We’ve been playing a lot of kickball in our front yard this summer. Our ball of choice has been a slick, lightweight plastic Lightning McQueen one which has frequently made its way over the neighbor’s fence. Since it’s a game our whole family has been enjoying—and is one I’ve always loved—I decided it was about time that we get an authentic playground ball. The familiar, classic, textured red rubber kind that brings with it all kinds of schoolyard memories: dodgeball, court dodge and various other games. I remember the sting and slap of it, the red marks it would leave on my arms as I held back tears after being pelted repeatedly by the boys. My girlfriends and I also liked to play Charlie’s Angels with one. We’d take turns being Sabrina, Kelly and Jill; the girl who was Jill (Farrah) would sometimes don my glamorous-looking long coat with a faux-fur lined hood. Lithely and Angel-like, we’d run around the playground acting out some storyline of intrigue or espionage, pursuing bad guys, using the rubber balls as bombs. Until the day we got busted by the Yard Duty teachers and had to stop playing.
Kickball was another recess favorite of mine, with one memory being especially vivid. It was probably First or Second grade. I was decked out in a dress, probably some polyester creation handmade by Frannie. I don’t recall the specifics of the play; all I know is that I was out. Maybe I’d gotten called out on base or maybe it was a pop fly. Whatever it was, I was bummed and humiliated as I started my jog to the backstop.
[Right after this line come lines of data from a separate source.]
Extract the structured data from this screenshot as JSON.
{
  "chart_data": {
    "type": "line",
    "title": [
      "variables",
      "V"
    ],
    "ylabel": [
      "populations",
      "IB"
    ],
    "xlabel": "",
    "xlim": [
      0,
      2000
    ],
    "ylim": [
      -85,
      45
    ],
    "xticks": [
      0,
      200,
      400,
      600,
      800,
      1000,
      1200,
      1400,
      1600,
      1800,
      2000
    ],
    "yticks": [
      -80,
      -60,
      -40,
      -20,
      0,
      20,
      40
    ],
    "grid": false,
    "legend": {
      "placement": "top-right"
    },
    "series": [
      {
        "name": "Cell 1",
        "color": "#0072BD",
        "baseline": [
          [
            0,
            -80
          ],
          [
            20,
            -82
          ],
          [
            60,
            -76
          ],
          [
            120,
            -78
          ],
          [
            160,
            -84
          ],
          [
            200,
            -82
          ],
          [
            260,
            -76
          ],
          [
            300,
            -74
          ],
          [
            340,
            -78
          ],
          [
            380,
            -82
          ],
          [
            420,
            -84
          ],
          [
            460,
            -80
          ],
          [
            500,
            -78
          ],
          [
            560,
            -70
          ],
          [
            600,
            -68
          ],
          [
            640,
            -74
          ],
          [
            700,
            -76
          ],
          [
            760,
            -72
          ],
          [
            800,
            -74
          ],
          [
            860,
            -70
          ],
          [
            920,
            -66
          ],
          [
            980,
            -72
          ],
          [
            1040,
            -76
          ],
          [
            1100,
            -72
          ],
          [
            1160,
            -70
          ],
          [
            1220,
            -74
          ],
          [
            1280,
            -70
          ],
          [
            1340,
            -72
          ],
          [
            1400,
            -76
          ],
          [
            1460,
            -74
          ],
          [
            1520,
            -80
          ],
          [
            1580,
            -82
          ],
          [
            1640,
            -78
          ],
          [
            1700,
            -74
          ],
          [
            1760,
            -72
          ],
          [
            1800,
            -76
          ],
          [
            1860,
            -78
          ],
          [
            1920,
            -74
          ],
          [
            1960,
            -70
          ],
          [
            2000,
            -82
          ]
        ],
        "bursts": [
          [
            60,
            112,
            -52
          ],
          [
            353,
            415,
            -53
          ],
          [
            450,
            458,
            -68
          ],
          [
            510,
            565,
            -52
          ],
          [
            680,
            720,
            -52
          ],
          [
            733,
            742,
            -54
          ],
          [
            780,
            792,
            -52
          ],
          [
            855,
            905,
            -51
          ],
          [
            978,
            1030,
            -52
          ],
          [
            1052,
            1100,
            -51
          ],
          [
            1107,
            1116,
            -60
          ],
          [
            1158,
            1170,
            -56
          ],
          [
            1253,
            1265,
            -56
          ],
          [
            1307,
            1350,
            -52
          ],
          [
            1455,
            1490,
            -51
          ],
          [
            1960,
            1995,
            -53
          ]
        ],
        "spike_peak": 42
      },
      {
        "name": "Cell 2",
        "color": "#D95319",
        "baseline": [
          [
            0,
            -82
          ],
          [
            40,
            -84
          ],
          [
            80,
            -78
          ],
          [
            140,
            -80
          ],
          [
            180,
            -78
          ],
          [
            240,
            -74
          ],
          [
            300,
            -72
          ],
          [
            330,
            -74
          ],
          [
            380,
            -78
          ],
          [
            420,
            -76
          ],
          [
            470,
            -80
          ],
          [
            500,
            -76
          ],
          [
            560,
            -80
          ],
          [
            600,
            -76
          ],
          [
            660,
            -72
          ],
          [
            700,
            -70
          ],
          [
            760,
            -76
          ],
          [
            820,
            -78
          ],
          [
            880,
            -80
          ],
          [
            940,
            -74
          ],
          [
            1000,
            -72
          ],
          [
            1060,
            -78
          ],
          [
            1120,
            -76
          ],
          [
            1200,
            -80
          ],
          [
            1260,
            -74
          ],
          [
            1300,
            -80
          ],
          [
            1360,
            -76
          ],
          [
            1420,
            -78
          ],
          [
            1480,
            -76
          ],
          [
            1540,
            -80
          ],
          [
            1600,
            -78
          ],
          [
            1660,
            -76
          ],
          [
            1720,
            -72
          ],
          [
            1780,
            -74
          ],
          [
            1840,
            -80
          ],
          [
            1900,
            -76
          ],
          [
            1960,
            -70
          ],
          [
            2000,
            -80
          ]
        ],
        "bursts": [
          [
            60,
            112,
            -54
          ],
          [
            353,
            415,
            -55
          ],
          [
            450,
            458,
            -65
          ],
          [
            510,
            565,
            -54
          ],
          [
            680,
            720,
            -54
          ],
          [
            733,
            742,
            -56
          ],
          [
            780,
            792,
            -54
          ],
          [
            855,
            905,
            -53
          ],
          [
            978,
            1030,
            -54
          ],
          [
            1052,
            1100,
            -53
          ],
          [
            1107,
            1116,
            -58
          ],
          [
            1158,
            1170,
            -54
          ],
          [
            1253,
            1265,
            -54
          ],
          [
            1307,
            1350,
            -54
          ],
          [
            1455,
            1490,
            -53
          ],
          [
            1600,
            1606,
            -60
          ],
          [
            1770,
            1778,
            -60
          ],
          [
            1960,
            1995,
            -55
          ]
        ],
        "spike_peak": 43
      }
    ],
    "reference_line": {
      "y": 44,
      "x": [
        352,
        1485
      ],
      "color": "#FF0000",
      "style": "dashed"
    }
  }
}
It felt like the Trot of Shame. As I made my approach, I noted that there was a mud puddle covering home plate. In my eyes it must’ve looked about the size of a glass of water spilled on the kitchen table, but in reality it was more along the lines of Lake Shasta. Wanting to maintain some element of confidence and coolness, and attempting to rebuild my reputation, I decided to jump over it. If I was out, I’d go out with a bang. I leapt. I landed. Smack dab in the middle of it. I was drenched in a watery, gooey, muddy mess. My humiliation level soared. Utterly embarrassed, I made the trek to the Nurse’s office where I sat with paper towels stuck to every exposed body part as I waited for my mom to bring a change of clothes.
These days I’ve been learning some new additions to the game as I’ve played with my 9-year-old and his friends. One of them is “ghosties” (when we’re short-handed players, the runner has to return to be kicker again, leaving a “ghostie” on base.) I’ve also been introduced to another one of their recess faves: Four Square. Over the summer, I’ve heard my son holler “Chickafee” on occasion and wondered what it meant. But I’ve remained silent and figured it was one of the finer points of the game.
Thursday we decided to play Four Square with our new ball. Rassy and his friend explained the rules to me as we started. We bounced the ball into each other’s squares, trying not to hit the lines. He bounced it into his friend’s square and immediately yelled “Chickafee.” Here was my opportunity. I tried to be subtle as I contained my cluelessness; I was on the verge of going from Four Square novice to insider.
“What’s ‘Chickafee’?” I asked.
My son’s friend held the ball at his hip and looked at me with all the seriousness of an MLB ump.
“It’s actually supposed to be ‘Chicken Feet’,” he explained knowledgeably. “It means when the ball hits your foot you’re out.”
“Oh.” I replied.
I played a few more minutes and then jumped in the car to go pick up some pizza as they continued on with Two Square, bouncing that red ball back and forth as I left.
Over the years the games, lingo and rules may have changed—we’ve gone from Charlie’s Angels to Chickafee—but one thing remains at the heart of neighborhood and playground fun: that familiar, classic, textured red rubber ball.